Some 120,000 Likud voters headed to party primaries on Tuesday as Netanyahu called for a strong turnout.
By David Isaac, World Israel News
With Israel’s right splintered among warring parties and the left exploring ways to coalesce, Prime Minister Benjamin Netanyahu called for a strong turnout as 120,000 Likud party voters headed to the polls on Tuesday to determine the party’s list of candidates that will compete in the April 9 elections.
“Combinations among left-wing parties endanger us,” Netanyahu said, according to Israel Hayom. The paper reported that the prime minister had reached out to the new head of the Jewish Home party, Rabbi Rafi Peretz, on Monday night, asking him to work for the unification of small right-wing parties, among them Otzma Yehudit (“Jewish Strength”) and Zehut (“Identity”).
Polls show that neither party will pass the electoral threshold of 3.25 percent. That is the minimum percentage of the national vote a party requires in order to enter Israel’s parliament with four seats. Netanyahu fears that if one or more of the right-wing parties fail to pass the electoral threshold, it may be enough to bring a left-wing government to power, Israel Hayom reports.

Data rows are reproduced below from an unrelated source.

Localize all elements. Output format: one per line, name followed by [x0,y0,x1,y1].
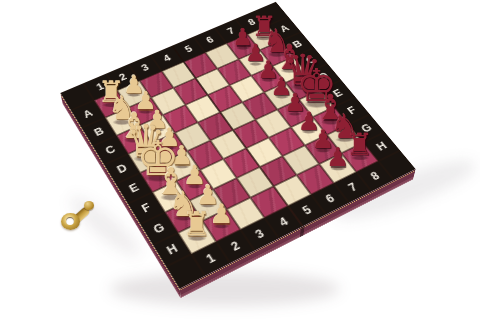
latch-hole-icon [66,217,74,225]
piece-red-pawn-h7[interactable]: ♟ [326,145,349,171]
chess-set-photo: 12345678AABBCCDDEEFFGGHH12345678 ♜♞♝♛♚♝♞… [0,0,480,320]
piece-white-rook-h1[interactable]: ♜ [182,209,211,241]
pieces-layer: ♜♞♝♛♚♝♞♜♟♟♟♟♟♟♟♟♟♟♟♟♟♟♟♟♜♞♝♛♚♝♞♜ [0,0,480,320]
latch-knob-icon [84,201,94,210]
piece-white-pawn-h2[interactable]: ♟ [209,202,233,229]
piece-red-rook-h8[interactable]: ♜ [346,130,373,161]
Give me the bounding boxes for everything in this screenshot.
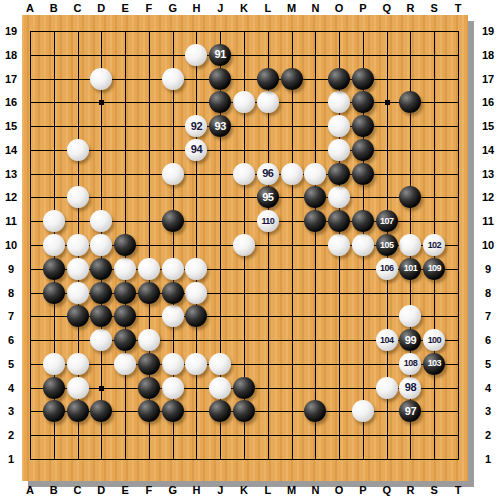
stone-black-D7[interactable] <box>90 305 112 327</box>
col-label-bottom-R: R <box>400 483 420 497</box>
stone-white-B11[interactable] <box>43 210 65 232</box>
stone-black-C3[interactable] <box>67 400 89 422</box>
row-label-left-19: 19 <box>1 24 21 38</box>
stone-black-P13[interactable] <box>352 163 374 185</box>
star-point-D4 <box>99 386 104 391</box>
stone-black-E6[interactable] <box>114 329 136 351</box>
grid-line-horizontal <box>30 459 459 460</box>
stone-white-G7[interactable] <box>162 305 184 327</box>
row-label-left-15: 15 <box>1 119 21 133</box>
stone-black-J15[interactable]: 93 <box>209 115 231 137</box>
stone-white-D11[interactable] <box>90 210 112 232</box>
stone-black-J16[interactable] <box>209 91 231 113</box>
col-label-bottom-G: G <box>163 483 183 497</box>
col-label-bottom-P: P <box>353 483 373 497</box>
stone-black-R3[interactable]: 97 <box>399 400 421 422</box>
stone-white-S10[interactable]: 102 <box>423 234 445 256</box>
stone-black-P16[interactable] <box>352 91 374 113</box>
stone-black-F5[interactable] <box>138 353 160 375</box>
stone-black-F4[interactable] <box>138 377 160 399</box>
stone-black-Q10[interactable]: 105 <box>376 234 398 256</box>
col-label-bottom-S: S <box>424 483 444 497</box>
stone-white-O16[interactable] <box>328 91 350 113</box>
stone-white-R4[interactable]: 98 <box>399 377 421 399</box>
stone-white-F9[interactable] <box>138 258 160 280</box>
grid-line-vertical <box>458 31 459 460</box>
col-label-top-S: S <box>424 1 444 15</box>
row-label-right-14: 14 <box>478 143 498 157</box>
stone-black-R9[interactable]: 101 <box>399 258 421 280</box>
stone-black-D9[interactable] <box>90 258 112 280</box>
stone-white-N13[interactable] <box>304 163 326 185</box>
stone-black-O17[interactable] <box>328 68 350 90</box>
stone-black-E10[interactable] <box>114 234 136 256</box>
stone-white-D10[interactable] <box>90 234 112 256</box>
stone-white-G9[interactable] <box>162 258 184 280</box>
stone-black-N11[interactable] <box>304 210 326 232</box>
col-label-bottom-A: A <box>20 483 40 497</box>
row-label-left-6: 6 <box>1 333 21 347</box>
stone-white-G5[interactable] <box>162 353 184 375</box>
move-number-97: 97 <box>405 406 416 417</box>
col-label-top-N: N <box>305 1 325 15</box>
stone-white-P3[interactable] <box>352 400 374 422</box>
row-label-right-18: 18 <box>478 48 498 62</box>
col-label-bottom-L: L <box>258 483 278 497</box>
stone-white-D17[interactable] <box>90 68 112 90</box>
row-label-left-16: 16 <box>1 95 21 109</box>
stone-black-H7[interactable] <box>185 305 207 327</box>
col-label-bottom-T: T <box>448 483 468 497</box>
col-label-bottom-J: J <box>210 483 230 497</box>
stone-black-J18[interactable]: 91 <box>209 44 231 66</box>
row-label-left-8: 8 <box>1 286 21 300</box>
col-label-top-P: P <box>353 1 373 15</box>
stone-white-C14[interactable] <box>67 139 89 161</box>
stone-black-P14[interactable] <box>352 139 374 161</box>
stone-white-G4[interactable] <box>162 377 184 399</box>
col-label-bottom-Q: Q <box>377 483 397 497</box>
row-label-left-2: 2 <box>1 428 21 442</box>
stone-black-P17[interactable] <box>352 68 374 90</box>
stone-black-B9[interactable] <box>43 258 65 280</box>
stone-black-L12[interactable]: 95 <box>257 186 279 208</box>
col-label-bottom-E: E <box>115 483 135 497</box>
row-label-right-1: 1 <box>478 452 498 466</box>
stone-white-K13[interactable] <box>233 163 255 185</box>
stone-white-Q6[interactable]: 104 <box>376 329 398 351</box>
stone-white-J4[interactable] <box>209 377 231 399</box>
stone-black-G8[interactable] <box>162 282 184 304</box>
move-number-94: 94 <box>191 144 202 155</box>
stone-white-B5[interactable] <box>43 353 65 375</box>
stone-white-G13[interactable] <box>162 163 184 185</box>
row-label-left-3: 3 <box>1 404 21 418</box>
col-label-top-O: O <box>329 1 349 15</box>
stone-black-D3[interactable] <box>90 400 112 422</box>
stone-black-S5[interactable]: 103 <box>423 353 445 375</box>
col-label-bottom-M: M <box>282 483 302 497</box>
col-label-bottom-H: H <box>186 483 206 497</box>
row-label-left-11: 11 <box>1 214 21 228</box>
stone-black-B3[interactable] <box>43 400 65 422</box>
stone-black-E7[interactable] <box>114 305 136 327</box>
move-number-100: 100 <box>428 336 441 345</box>
stone-black-F3[interactable] <box>138 400 160 422</box>
col-label-top-E: E <box>115 1 135 15</box>
stone-white-C5[interactable] <box>67 353 89 375</box>
col-label-top-C: C <box>68 1 88 15</box>
move-number-99: 99 <box>405 335 416 346</box>
col-label-top-G: G <box>163 1 183 15</box>
move-number-98: 98 <box>405 382 416 393</box>
col-label-bottom-F: F <box>139 483 159 497</box>
stone-white-H5[interactable] <box>185 353 207 375</box>
stone-white-J5[interactable] <box>209 353 231 375</box>
row-label-right-19: 19 <box>478 24 498 38</box>
stone-black-J3[interactable] <box>209 400 231 422</box>
stone-black-F8[interactable] <box>138 282 160 304</box>
stone-white-K10[interactable] <box>233 234 255 256</box>
stone-black-P15[interactable] <box>352 115 374 137</box>
stone-white-D6[interactable] <box>90 329 112 351</box>
stone-black-O11[interactable] <box>328 210 350 232</box>
row-label-left-5: 5 <box>1 357 21 371</box>
row-label-left-18: 18 <box>1 48 21 62</box>
row-label-right-6: 6 <box>478 333 498 347</box>
row-label-left-4: 4 <box>1 381 21 395</box>
row-label-left-10: 10 <box>1 238 21 252</box>
col-label-top-B: B <box>44 1 64 15</box>
stone-white-R5[interactable]: 108 <box>399 353 421 375</box>
row-label-left-12: 12 <box>1 190 21 204</box>
stone-white-K16[interactable] <box>233 91 255 113</box>
stone-white-O10[interactable] <box>328 234 350 256</box>
stone-black-Q11[interactable]: 107 <box>376 210 398 232</box>
row-label-right-15: 15 <box>478 119 498 133</box>
move-number-109: 109 <box>428 264 441 273</box>
stone-black-B4[interactable] <box>43 377 65 399</box>
stone-black-G11[interactable] <box>162 210 184 232</box>
stone-white-O12[interactable] <box>328 186 350 208</box>
col-label-top-Q: Q <box>377 1 397 15</box>
stone-black-K4[interactable] <box>233 377 255 399</box>
grid-line-vertical <box>315 31 316 460</box>
row-label-left-9: 9 <box>1 262 21 276</box>
col-label-top-J: J <box>210 1 230 15</box>
stone-black-R12[interactable] <box>399 186 421 208</box>
move-number-104: 104 <box>380 336 393 345</box>
move-number-102: 102 <box>428 241 441 250</box>
stone-white-C8[interactable] <box>67 282 89 304</box>
stone-white-S6[interactable]: 100 <box>423 329 445 351</box>
stone-white-H9[interactable] <box>185 258 207 280</box>
star-point-Q16 <box>385 100 390 105</box>
stone-white-C10[interactable] <box>67 234 89 256</box>
move-number-92: 92 <box>191 121 202 132</box>
row-label-right-11: 11 <box>478 214 498 228</box>
row-label-right-4: 4 <box>478 381 498 395</box>
grid-line-vertical <box>292 31 293 460</box>
col-label-top-T: T <box>448 1 468 15</box>
star-point-D16 <box>99 100 104 105</box>
stone-white-O15[interactable] <box>328 115 350 137</box>
stone-black-E8[interactable] <box>114 282 136 304</box>
move-number-103: 103 <box>428 359 441 368</box>
stone-white-P10[interactable] <box>352 234 374 256</box>
stone-white-G17[interactable] <box>162 68 184 90</box>
row-label-right-3: 3 <box>478 404 498 418</box>
stone-white-R7[interactable] <box>399 305 421 327</box>
go-diagram-screen: 9192939495969798991001011021031041051061… <box>0 0 500 500</box>
stone-black-K3[interactable] <box>233 400 255 422</box>
row-label-left-7: 7 <box>1 309 21 323</box>
col-label-bottom-B: B <box>44 483 64 497</box>
stone-black-P11[interactable] <box>352 210 374 232</box>
move-number-101: 101 <box>404 264 417 273</box>
stone-black-R6[interactable]: 99 <box>399 329 421 351</box>
stone-white-L13[interactable]: 96 <box>257 163 279 185</box>
move-number-105: 105 <box>380 241 393 250</box>
col-label-top-D: D <box>91 1 111 15</box>
stone-black-J17[interactable] <box>209 68 231 90</box>
row-label-left-17: 17 <box>1 72 21 86</box>
stone-white-O14[interactable] <box>328 139 350 161</box>
stone-white-E5[interactable] <box>114 353 136 375</box>
stone-white-Q4[interactable] <box>376 377 398 399</box>
row-label-right-2: 2 <box>478 428 498 442</box>
stone-black-M17[interactable] <box>281 68 303 90</box>
stone-black-S9[interactable]: 109 <box>423 258 445 280</box>
row-label-right-10: 10 <box>478 238 498 252</box>
stone-black-N12[interactable] <box>304 186 326 208</box>
row-label-right-9: 9 <box>478 262 498 276</box>
move-number-95: 95 <box>262 192 273 203</box>
stone-black-L17[interactable] <box>257 68 279 90</box>
col-label-bottom-O: O <box>329 483 349 497</box>
move-number-108: 108 <box>404 359 417 368</box>
col-label-bottom-C: C <box>68 483 88 497</box>
stone-white-Q9[interactable]: 106 <box>376 258 398 280</box>
stone-white-C4[interactable] <box>67 377 89 399</box>
go-board[interactable]: 9192939495969798991001011021031041051061… <box>22 15 468 481</box>
col-label-bottom-K: K <box>234 483 254 497</box>
stone-white-H14[interactable]: 94 <box>185 139 207 161</box>
row-label-right-13: 13 <box>478 167 498 181</box>
stone-white-H15[interactable]: 92 <box>185 115 207 137</box>
col-label-top-M: M <box>282 1 302 15</box>
row-label-right-7: 7 <box>478 309 498 323</box>
stone-black-R16[interactable] <box>399 91 421 113</box>
stone-white-C9[interactable] <box>67 258 89 280</box>
stone-white-L16[interactable] <box>257 91 279 113</box>
row-label-right-16: 16 <box>478 95 498 109</box>
stone-white-H18[interactable] <box>185 44 207 66</box>
stone-black-D8[interactable] <box>90 282 112 304</box>
move-number-107: 107 <box>380 217 393 226</box>
row-label-left-14: 14 <box>1 143 21 157</box>
stone-white-F6[interactable] <box>138 329 160 351</box>
row-label-right-8: 8 <box>478 286 498 300</box>
stone-black-C7[interactable] <box>67 305 89 327</box>
move-number-91: 91 <box>215 49 226 60</box>
col-label-top-L: L <box>258 1 278 15</box>
stone-black-G3[interactable] <box>162 400 184 422</box>
col-label-top-H: H <box>186 1 206 15</box>
stone-white-E9[interactable] <box>114 258 136 280</box>
row-label-left-1: 1 <box>1 452 21 466</box>
row-label-right-5: 5 <box>478 357 498 371</box>
stone-white-C12[interactable] <box>67 186 89 208</box>
move-number-93: 93 <box>215 121 226 132</box>
row-label-right-12: 12 <box>478 190 498 204</box>
move-number-106: 106 <box>380 264 393 273</box>
stone-white-L11[interactable]: 110 <box>257 210 279 232</box>
stone-black-N3[interactable] <box>304 400 326 422</box>
col-label-top-A: A <box>20 1 40 15</box>
stone-black-O13[interactable] <box>328 163 350 185</box>
col-label-top-R: R <box>400 1 420 15</box>
stone-white-R10[interactable] <box>399 234 421 256</box>
col-label-top-K: K <box>234 1 254 15</box>
grid-line-horizontal <box>30 435 459 436</box>
move-number-110: 110 <box>261 217 274 226</box>
stone-white-B10[interactable] <box>43 234 65 256</box>
move-number-96: 96 <box>262 168 273 179</box>
stone-white-H8[interactable] <box>185 282 207 304</box>
col-label-bottom-D: D <box>91 483 111 497</box>
row-label-right-17: 17 <box>478 72 498 86</box>
row-label-left-13: 13 <box>1 167 21 181</box>
stone-white-M13[interactable] <box>281 163 303 185</box>
stone-black-B8[interactable] <box>43 282 65 304</box>
grid-line-horizontal <box>30 364 459 365</box>
col-label-top-F: F <box>139 1 159 15</box>
col-label-bottom-N: N <box>305 483 325 497</box>
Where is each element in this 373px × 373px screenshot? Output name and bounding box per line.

Netanyahu failed in an eleventh hour bid to lower the electoral threshold immediately following the announcement of Education Minister Naftali Bennett and Justice Minister Ayelet Shaked that they were leaving the Jewish Home party to form the New Right party. Ironically, Israel’s right has led a decades-long effort to raise the electoral threshold with the purpose of creating more political stability by reducing the number of smaller parties.
Fighting for a seat
Polls consistently show the Likud taking 30 seats in the 120-seat Knesset. That means, the 143 Likud candidates are competing for less than 30 spots, actually 21, as some spots have already been set aside for various reasons (Netanyahu asked Likud officials to grant him the right to pick three candidates, two more than usual, arguing it was necessary “to ensure victory”). Likud members will vote whether to approve Netanyahu’s request during the primaries.
This fact has raised the tension in these primaries, as more than 30 current Likud Knesset members compete for the limited openings. None want to find themselves among the 10 left out in the cold when the 21st Knesset convenes after the April 9 elections.
Likud candidates have been scouring the land for votes, visiting local Likud branches to drum up support, Israel Hayom reports. Even senior ministers have been lobbying hard, seeing themselves as potential heirs to Netanyahu, they want to finish as close to the top of the Likud food chain as possible.